Imprevedibile. Ma c’è una confusione emotiva legata all’empatia attentamente costruita che emerge attraverso la narrazione. Ogni volta che tu, come spettatore, provi sentimenti per queste persone, sperimenti che sono come te, ma in realtà non lo sono. Una fugace sensazione di qualcosa di imprevedibile è nell'aria; qualcosa che c’è ma che è difficile da individuare – la sensazione che in questa società quasi normale le cose possano facilmente degenerare. Che cosa possa causare un simile cambiamento non si potrà mai sapere; potrebbero essere i vicini rumorosi o i tossicodipendenti da metanfetamine in giro. Potrebbe trattarsi di un semplice malinteso o di un impulso, ma qualcosa può succedere in qualsiasi momento.
Rob e gli altri assicurano comunque allo spettatore, indirettamente, che non c'è nulla di cui preoccuparsi. C'è qualcosa di terribilmente agrodolce nel loro desiderio di dare il meglio di sé davanti alla telecamera, convincendo lo spettatore che la vita a Slab City non è poi così diversa da altri modi di vivere più convenzionali.
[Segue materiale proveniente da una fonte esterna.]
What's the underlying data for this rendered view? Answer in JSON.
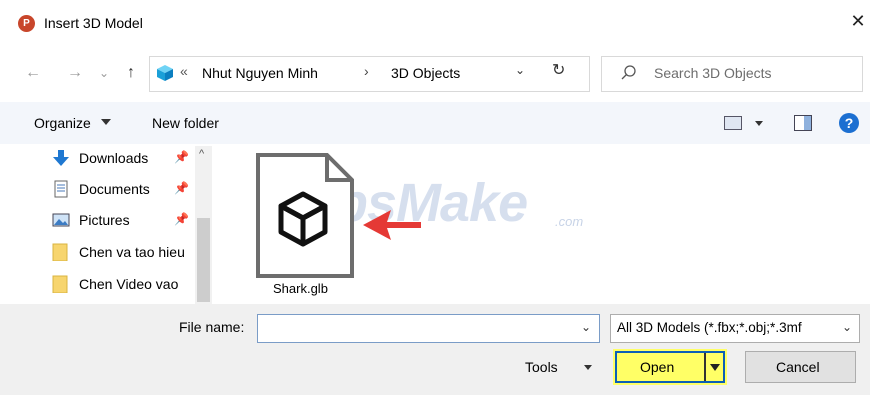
{
  "window": {
    "title": "Insert 3D Model",
    "app_icon_letter": "P",
    "close_glyph": "✕"
  },
  "nav": {
    "back_glyph": "←",
    "forward_glyph": "→",
    "recent_glyph": "⌄",
    "up_glyph": "↑",
    "overflow_glyph": "«",
    "breadcrumb": [
      "Nhut Nguyen Minh",
      "3D Objects"
    ],
    "separator": "›",
    "dropdown_glyph": "⌄",
    "refresh_glyph": "↻",
    "search_placeholder": "Search 3D Objects"
  },
  "toolbar": {
    "organize_label": "Organize",
    "new_folder_label": "New folder",
    "help_glyph": "?"
  },
  "nav_pane": {
    "items": [
      {
        "label": "Downloads",
        "icon": "download-arrow-icon",
        "pinned": true
      },
      {
        "label": "Documents",
        "icon": "documents-icon",
        "pinned": true
      },
      {
        "label": "Pictures",
        "icon": "pictures-icon",
        "pinned": true
      },
      {
        "label": "Chen va tao hieu",
        "icon": "folder-icon",
        "pinned": false
      },
      {
        "label": "Chen Video vao",
        "icon": "folder-icon",
        "pinned": false
      }
    ],
    "pin_glyph": "📌",
    "scroll_up_glyph": "^"
  },
  "files": [
    {
      "name": "Shark.glb",
      "icon": "3d-model-file-icon",
      "selected": false
    }
  ],
  "watermark": {
    "text": "TipsMake",
    "suffix": ".com"
  },
  "bottom": {
    "file_name_label": "File name:",
    "file_name_value": "",
    "file_type_filter": "All 3D Models (*.fbx;*.obj;*.3mf",
    "tools_label": "Tools",
    "open_label": "Open",
    "cancel_label": "Cancel",
    "dropdown_glyph": "⌄"
  },
  "colors": {
    "accent_blue": "#0b5fb7",
    "highlight_yellow": "#ffff66",
    "toolbar_bg": "#f3f6fb",
    "bottom_bg": "#f0f0f0",
    "app_icon": "#c8462b",
    "arrow_red": "#e53935"
  }
}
Rob e i suoi concittadini sono brave persone – o almeno vogliono esserlo. Si preoccupano e hanno un senso morale, o la sensazione di fare il meglio che possono, date le circostanze. Eppure l'istintiva diffidenza dello spettatore persiste; non come un'intesa esplicita e concreta, ma più come un tema di fondo che lega insieme tutto nel film. Questa attenzione è rafforzata dai primi piani della macchina da presa sui dettagli, come i denti marci, le mosche che sono ovunque, la polvere mossa dal vento e piccoli lampi di follia negli occhi di alcuni. Sono questi dettagli che mettono tutto in prospettiva e fanno capire quanto sia fragile l'equilibrio tra libertà e vagabondaggio a Slab City. Il costante processo di mantenimento di questo equilibrio è la vera essenza della vita dei cittadini.
Questo equilibrio è la bussola della società povera e garantisce un senso di normalità. Desert Coffee è anche una rappresentazione di come l’umanità, la società e la libertà possano coesistere con la povertà nelle persone emarginate dalla società. Questo ritratto cinematografico sfida anche le idee convenzionali su concetti come casa e appartenenza. In Slab City questi concetti assumono una forma diversa da qualsiasi cosa conosciamo, nemmeno da qualsiasi cosa possiamo desiderare; tuttavia sono molto presenti. Vengono reinventati ogni giorno da persone che non si adattavano a nessun posto, finché non si sono ritrovate qui, a Slab City.